L17: Using Reductions to Prove Language Undecidable

Best Professor for Theory of Computation . I would truly appreciate you for your good teaching.

Untangling the whole explanation of getting a universal turing machine in the given A'circ
We essentially are making the R(magical decider for our A'circ) equivalent to a more selective UTM
1.consider a machine(decidable) that compares to our previously magically found out w'(or predefined as an example consider a language that takes 2 a's and 5b's so our w could be aabbbbb or this w' might be any string)
1.1we take the input M and w compare w to our w' if it doesn't match one right rotated w' or w(we reject it)
this is the part where our UTM is more selective
1.2 if its a single right rotation of w' accept it
1.3 if w=w' we simulate M on w
2. consider (1.3) this simulation musn't always come through since, you know UTM is recognizable but our magical R does it it gives us if w is accepted in M it accepts all its rotations, if not it rejects
3. the last part of the 2'nd point can't happen, but adjoining all we get a simulation of ATM which is proven undecidable.
and voila!

Just to be clear for those who didn't understand the proof: Mw accepts "any" rotation of W.
We give W to ATM and we give Mw to R (in parallel) any of them accepts/reject first, we go to accept/reject state. But this is impossible, because suppose M (ATM) can not decide W (it runs forever), but with this method we can decide for any W (with the help of R) which is a contradiction (because ATM is not decidable)

Really good explanation! For visual learners, the drawings make this more easily digestible

21:50 : actually this is a turing-reduction (not a mapping-reduction), but proving problems undecidable, we can use it.

This is a good explanation. It will take some time to understand this but it is worth it!

At 43:40, why Mw just accept if w`=w ? Why should it simulate for that ?

What is the significance of simulating M on input w in the Mw machine?

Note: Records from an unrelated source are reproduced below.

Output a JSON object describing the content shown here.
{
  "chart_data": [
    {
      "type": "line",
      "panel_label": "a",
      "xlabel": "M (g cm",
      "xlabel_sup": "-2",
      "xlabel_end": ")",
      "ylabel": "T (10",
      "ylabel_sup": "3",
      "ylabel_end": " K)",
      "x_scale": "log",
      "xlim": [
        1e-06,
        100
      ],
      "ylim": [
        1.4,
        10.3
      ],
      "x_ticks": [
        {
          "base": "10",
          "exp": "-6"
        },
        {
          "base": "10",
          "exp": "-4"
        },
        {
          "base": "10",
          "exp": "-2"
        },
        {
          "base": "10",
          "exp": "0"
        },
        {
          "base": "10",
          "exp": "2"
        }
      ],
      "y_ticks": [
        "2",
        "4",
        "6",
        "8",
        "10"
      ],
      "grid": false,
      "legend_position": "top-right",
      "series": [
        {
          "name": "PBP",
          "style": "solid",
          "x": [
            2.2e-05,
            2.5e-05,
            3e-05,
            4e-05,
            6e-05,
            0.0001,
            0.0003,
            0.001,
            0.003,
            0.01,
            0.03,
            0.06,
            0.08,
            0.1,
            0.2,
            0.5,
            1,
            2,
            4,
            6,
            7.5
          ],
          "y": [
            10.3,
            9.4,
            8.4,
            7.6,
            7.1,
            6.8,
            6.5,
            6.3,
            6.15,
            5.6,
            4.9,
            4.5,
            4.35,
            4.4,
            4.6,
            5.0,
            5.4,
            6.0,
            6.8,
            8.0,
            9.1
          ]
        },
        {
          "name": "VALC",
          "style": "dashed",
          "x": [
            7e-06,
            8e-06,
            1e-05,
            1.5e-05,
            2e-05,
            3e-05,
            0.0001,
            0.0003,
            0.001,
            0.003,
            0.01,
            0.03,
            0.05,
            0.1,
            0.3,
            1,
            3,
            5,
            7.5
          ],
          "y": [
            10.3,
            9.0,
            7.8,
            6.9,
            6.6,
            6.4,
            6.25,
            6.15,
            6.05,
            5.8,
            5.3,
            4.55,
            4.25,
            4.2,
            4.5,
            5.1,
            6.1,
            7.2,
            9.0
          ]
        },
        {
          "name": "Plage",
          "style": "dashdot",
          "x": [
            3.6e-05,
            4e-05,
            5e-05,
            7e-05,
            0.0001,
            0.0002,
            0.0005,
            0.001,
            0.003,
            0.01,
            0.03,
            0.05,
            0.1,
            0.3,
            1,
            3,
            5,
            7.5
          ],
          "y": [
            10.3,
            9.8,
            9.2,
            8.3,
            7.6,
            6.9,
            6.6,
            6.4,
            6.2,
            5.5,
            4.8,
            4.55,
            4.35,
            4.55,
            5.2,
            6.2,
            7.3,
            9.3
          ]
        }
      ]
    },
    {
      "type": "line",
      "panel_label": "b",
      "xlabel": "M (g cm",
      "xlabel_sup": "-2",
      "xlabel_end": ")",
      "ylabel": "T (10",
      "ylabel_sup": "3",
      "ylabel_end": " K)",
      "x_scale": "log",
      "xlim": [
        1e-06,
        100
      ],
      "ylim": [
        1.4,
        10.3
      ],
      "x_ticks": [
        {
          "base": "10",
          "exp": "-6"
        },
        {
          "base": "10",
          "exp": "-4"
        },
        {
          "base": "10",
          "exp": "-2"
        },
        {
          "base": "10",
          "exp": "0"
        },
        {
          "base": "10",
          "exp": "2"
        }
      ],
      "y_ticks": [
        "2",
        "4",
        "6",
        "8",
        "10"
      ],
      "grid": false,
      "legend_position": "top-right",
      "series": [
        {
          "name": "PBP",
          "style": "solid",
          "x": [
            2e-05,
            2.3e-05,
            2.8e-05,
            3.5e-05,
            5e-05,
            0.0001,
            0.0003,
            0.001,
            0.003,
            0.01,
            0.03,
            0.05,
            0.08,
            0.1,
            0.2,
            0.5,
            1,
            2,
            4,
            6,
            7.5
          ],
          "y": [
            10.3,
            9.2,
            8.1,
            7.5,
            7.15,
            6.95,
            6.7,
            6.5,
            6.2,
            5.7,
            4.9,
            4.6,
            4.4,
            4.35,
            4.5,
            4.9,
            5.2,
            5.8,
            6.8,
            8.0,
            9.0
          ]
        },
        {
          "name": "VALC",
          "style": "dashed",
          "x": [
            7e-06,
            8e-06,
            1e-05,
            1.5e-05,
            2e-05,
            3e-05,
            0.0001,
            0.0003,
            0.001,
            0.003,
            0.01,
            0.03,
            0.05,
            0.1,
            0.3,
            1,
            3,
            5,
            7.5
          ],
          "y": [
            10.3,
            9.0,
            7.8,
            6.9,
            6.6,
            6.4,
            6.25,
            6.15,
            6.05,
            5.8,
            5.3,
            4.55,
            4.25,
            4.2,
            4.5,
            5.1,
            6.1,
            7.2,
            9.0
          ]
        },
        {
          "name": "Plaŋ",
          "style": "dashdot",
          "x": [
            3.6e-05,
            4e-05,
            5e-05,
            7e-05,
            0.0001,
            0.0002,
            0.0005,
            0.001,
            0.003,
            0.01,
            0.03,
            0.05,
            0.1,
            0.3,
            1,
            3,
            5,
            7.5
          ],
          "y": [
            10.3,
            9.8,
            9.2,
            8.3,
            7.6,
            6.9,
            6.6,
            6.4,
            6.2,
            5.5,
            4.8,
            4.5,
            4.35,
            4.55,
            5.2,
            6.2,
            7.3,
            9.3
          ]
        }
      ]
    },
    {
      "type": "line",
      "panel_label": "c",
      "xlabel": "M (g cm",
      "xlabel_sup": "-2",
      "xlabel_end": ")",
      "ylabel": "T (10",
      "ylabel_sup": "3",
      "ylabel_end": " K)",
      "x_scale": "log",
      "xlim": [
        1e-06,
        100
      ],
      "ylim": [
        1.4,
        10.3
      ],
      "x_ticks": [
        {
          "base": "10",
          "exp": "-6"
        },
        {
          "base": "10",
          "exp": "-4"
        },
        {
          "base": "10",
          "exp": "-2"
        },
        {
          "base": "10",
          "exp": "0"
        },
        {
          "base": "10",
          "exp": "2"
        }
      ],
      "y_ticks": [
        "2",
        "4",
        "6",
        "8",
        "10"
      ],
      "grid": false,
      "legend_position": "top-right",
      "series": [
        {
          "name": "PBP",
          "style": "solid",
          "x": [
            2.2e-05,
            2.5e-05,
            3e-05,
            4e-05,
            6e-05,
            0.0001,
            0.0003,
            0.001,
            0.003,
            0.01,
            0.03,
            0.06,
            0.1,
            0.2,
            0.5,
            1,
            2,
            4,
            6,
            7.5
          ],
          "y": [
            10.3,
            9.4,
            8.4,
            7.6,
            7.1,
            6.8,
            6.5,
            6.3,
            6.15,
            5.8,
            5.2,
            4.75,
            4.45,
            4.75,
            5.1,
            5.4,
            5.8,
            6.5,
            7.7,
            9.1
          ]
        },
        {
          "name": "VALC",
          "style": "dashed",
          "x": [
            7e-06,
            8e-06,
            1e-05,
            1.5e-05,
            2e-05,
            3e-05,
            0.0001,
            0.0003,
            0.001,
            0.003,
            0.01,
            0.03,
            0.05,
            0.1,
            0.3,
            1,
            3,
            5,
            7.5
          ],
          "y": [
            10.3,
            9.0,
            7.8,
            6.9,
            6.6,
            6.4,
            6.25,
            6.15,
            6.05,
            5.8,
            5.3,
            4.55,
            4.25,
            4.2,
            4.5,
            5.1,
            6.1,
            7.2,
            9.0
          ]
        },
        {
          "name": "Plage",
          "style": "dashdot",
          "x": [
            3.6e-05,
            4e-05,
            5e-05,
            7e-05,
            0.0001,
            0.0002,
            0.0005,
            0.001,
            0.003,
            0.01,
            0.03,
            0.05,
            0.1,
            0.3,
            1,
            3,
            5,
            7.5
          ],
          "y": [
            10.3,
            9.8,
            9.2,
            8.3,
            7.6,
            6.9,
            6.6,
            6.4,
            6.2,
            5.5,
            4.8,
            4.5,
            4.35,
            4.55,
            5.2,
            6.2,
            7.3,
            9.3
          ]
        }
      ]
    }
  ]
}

just beautiful. thank you man

Thank you so much, I finally understand!

Let's see if I get this
Outside the proof (meaning the real world with no false assumptions), if you are given a _string_ (any string at all) you can build a machine M0 so that it's language is { w' | w' is in the language iff w'-circ is in the language} . What you can't do (but we temporarily pretend we can in the video proof) is create a Machine R where given a _Turing_ _Machine_ (any Turing Machine at all) you decide whether that Turing Machine's language is a circular language.
In the video, he called his machine M-subscript-w. I'm calling the same machine M1
The language of M1 is { w' | w' is in the language iff w'-circ is in the language} *iff* M accepts w. Running M on input w could be undecidable (which is why A[TM] is undecidable). Therefore M1 could be undecidable, but that's okay, no one said it had to be, we just have to know what M1's language is.
If M accepts w, M1 accepts and it's language is circular.
If M1 loops, we could nondeteministically say it _would_ reject and its language wouldn't be circular. Because we know what it _would_ do, we know what its language is, even if M1 is undecidable.
M1's language is w-circ iff M accepts w. Because of that, running R on input M1 and deciding whether M1 defines a circular language is the same as deciding if M accepted or rejected w.

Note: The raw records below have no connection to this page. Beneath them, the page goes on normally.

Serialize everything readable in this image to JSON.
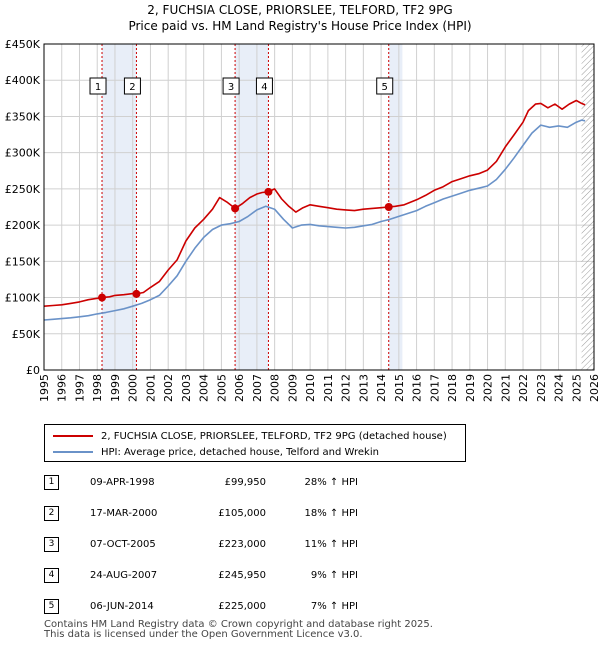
{
  "chart_data": {
    "type": "line",
    "title": "2, FUCHSIA CLOSE, PRIORSLEE, TELFORD, TF2 9PG",
    "subtitle": "Price paid vs. HM Land Registry's House Price Index (HPI)",
    "xlim": [
      1995,
      2026
    ],
    "ylim": [
      0,
      450000
    ],
    "y_ticks": [
      0,
      50000,
      100000,
      150000,
      200000,
      250000,
      300000,
      350000,
      400000,
      450000
    ],
    "y_tick_labels": [
      "£0",
      "£50K",
      "£100K",
      "£150K",
      "£200K",
      "£250K",
      "£300K",
      "£350K",
      "£400K",
      "£450K"
    ],
    "x_ticks": [
      1995,
      1996,
      1997,
      1998,
      1999,
      2000,
      2001,
      2002,
      2003,
      2004,
      2005,
      2006,
      2007,
      2008,
      2009,
      2010,
      2011,
      2012,
      2013,
      2014,
      2015,
      2016,
      2017,
      2018,
      2019,
      2020,
      2021,
      2022,
      2023,
      2024,
      2025,
      2026
    ],
    "x_tick_labels": [
      "1995",
      "1996",
      "1997",
      "1998",
      "1999",
      "2000",
      "2001",
      "2002",
      "2003",
      "2004",
      "2005",
      "2006",
      "2007",
      "2008",
      "2009",
      "2010",
      "2011",
      "2012",
      "2013",
      "2014",
      "2015",
      "2016",
      "2017",
      "2018",
      "2019",
      "2020",
      "2021",
      "2022",
      "2023",
      "2024",
      "2025",
      "2026"
    ],
    "grid": true,
    "series": [
      {
        "name": "2, FUCHSIA CLOSE, PRIORSLEE, TELFORD, TF2 9PG (detached house)",
        "color": "#cc0000",
        "x": [
          1995,
          1995.5,
          1996,
          1996.5,
          1997,
          1997.5,
          1998,
          1998.27,
          1998.7,
          1999,
          1999.5,
          2000,
          2000.21,
          2000.6,
          2001,
          2001.5,
          2002,
          2002.5,
          2003,
          2003.5,
          2004,
          2004.5,
          2004.9,
          2005.3,
          2005.77,
          2006.2,
          2006.6,
          2007,
          2007.3,
          2007.65,
          2008,
          2008.4,
          2008.8,
          2009.2,
          2009.6,
          2010,
          2010.5,
          2011,
          2011.5,
          2012,
          2012.5,
          2013,
          2013.5,
          2014,
          2014.43,
          2014.8,
          2015.3,
          2016,
          2016.5,
          2017,
          2017.5,
          2018,
          2018.5,
          2019,
          2019.5,
          2020,
          2020.5,
          2021,
          2021.5,
          2022,
          2022.3,
          2022.7,
          2023,
          2023.4,
          2023.8,
          2024.2,
          2024.6,
          2025,
          2025.3,
          2025.5
        ],
        "y": [
          88000,
          89000,
          90000,
          92000,
          94000,
          97000,
          99000,
          99950,
          101000,
          103000,
          104000,
          105500,
          105000,
          107000,
          114000,
          122000,
          138000,
          152000,
          178000,
          196000,
          208000,
          222000,
          238000,
          232000,
          223000,
          230000,
          238000,
          243000,
          245000,
          245950,
          250000,
          236000,
          226000,
          218000,
          224000,
          228000,
          226000,
          224000,
          222000,
          221000,
          220000,
          222000,
          223000,
          224000,
          225000,
          226000,
          228000,
          235000,
          241000,
          248000,
          253000,
          260000,
          264000,
          268000,
          271000,
          276000,
          288000,
          308000,
          325000,
          342000,
          358000,
          367000,
          368000,
          362000,
          367000,
          360000,
          367000,
          372000,
          368000,
          366000
        ]
      },
      {
        "name": "HPI: Average price, detached house, Telford and Wrekin",
        "color": "#6a92c8",
        "x": [
          1995,
          1995.5,
          1996,
          1996.5,
          1997,
          1997.5,
          1998,
          1998.5,
          1999,
          1999.5,
          2000,
          2000.5,
          2001,
          2001.5,
          2002,
          2002.5,
          2003,
          2003.5,
          2004,
          2004.5,
          2005,
          2005.5,
          2006,
          2006.5,
          2007,
          2007.5,
          2008,
          2008.5,
          2009,
          2009.5,
          2010,
          2010.5,
          2011,
          2011.5,
          2012,
          2012.5,
          2013,
          2013.5,
          2014,
          2014.5,
          2015,
          2015.5,
          2016,
          2016.5,
          2017,
          2017.5,
          2018,
          2018.5,
          2019,
          2019.5,
          2020,
          2020.5,
          2021,
          2021.5,
          2022,
          2022.5,
          2023,
          2023.5,
          2024,
          2024.5,
          2025,
          2025.3,
          2025.5
        ],
        "y": [
          69000,
          70000,
          71000,
          72000,
          73500,
          75000,
          77500,
          79500,
          82000,
          84500,
          88000,
          92000,
          97000,
          103000,
          116000,
          130000,
          150000,
          168000,
          183000,
          194000,
          200000,
          202000,
          205000,
          212000,
          221000,
          226000,
          222000,
          208000,
          196000,
          200000,
          201000,
          199000,
          198000,
          197000,
          196000,
          197000,
          199000,
          201000,
          205000,
          208000,
          212000,
          216000,
          220000,
          226000,
          231000,
          236000,
          240000,
          244000,
          248000,
          251000,
          254000,
          263000,
          277000,
          293000,
          310000,
          327000,
          338000,
          335000,
          337000,
          335000,
          342000,
          345000,
          344000
        ]
      }
    ],
    "sales": [
      {
        "label": "1",
        "x": 1998.27,
        "y": 99950
      },
      {
        "label": "2",
        "x": 2000.21,
        "y": 105000
      },
      {
        "label": "3",
        "x": 2005.77,
        "y": 223000
      },
      {
        "label": "4",
        "x": 2007.65,
        "y": 245950
      },
      {
        "label": "5",
        "x": 2014.43,
        "y": 225000
      }
    ],
    "shaded_bands": [
      [
        1998.27,
        2000.21
      ],
      [
        2005.77,
        2007.65
      ],
      [
        2014.43,
        2015.2
      ]
    ],
    "hatched_from": 2025.3
  },
  "legend": {
    "series_red": "2, FUCHSIA CLOSE, PRIORSLEE, TELFORD, TF2 9PG (detached house)",
    "series_blue": "HPI: Average price, detached house, Telford and Wrekin"
  },
  "transactions": [
    {
      "num": "1",
      "date": "09-APR-1998",
      "price": "£99,950",
      "hpi": "28% ↑ HPI"
    },
    {
      "num": "2",
      "date": "17-MAR-2000",
      "price": "£105,000",
      "hpi": "18% ↑ HPI"
    },
    {
      "num": "3",
      "date": "07-OCT-2005",
      "price": "£223,000",
      "hpi": "11% ↑ HPI"
    },
    {
      "num": "4",
      "date": "24-AUG-2007",
      "price": "£245,950",
      "hpi": "9% ↑ HPI"
    },
    {
      "num": "5",
      "date": "06-JUN-2014",
      "price": "£225,000",
      "hpi": "7% ↑ HPI"
    }
  ],
  "footer": {
    "line1": "Contains HM Land Registry data © Crown copyright and database right 2025.",
    "line2": "This data is licensed under the Open Government Licence v3.0."
  },
  "colors": {
    "red": "#cc0000",
    "blue": "#6a92c8",
    "band": "#e8eef8",
    "grid": "#d0d0d0"
  }
}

the sign of m accepts, m :> , I have seen it in Haskell

I'm not convinced of his Mcirc proof. It's not clear. It is like he wasn't really prepped for this lecture

Prove that the language L= {ai: ai ϵL (Mi)} is Turing acceptable and undecidable.

43:40 it should be.......If input w' != w AND w' != w rotated one place, REJECT

Whenever I have had bad professors, Professor Gusfield has always rescued me

What's the text book's name?

Love this lecture

Very good professor I wish my India teacher Graham was good like you - Muhibear

H has R inside at 19:47 ... I like the sound "krrh"

Thank god I found this. I cannot understand my India professor's lectures

thanks!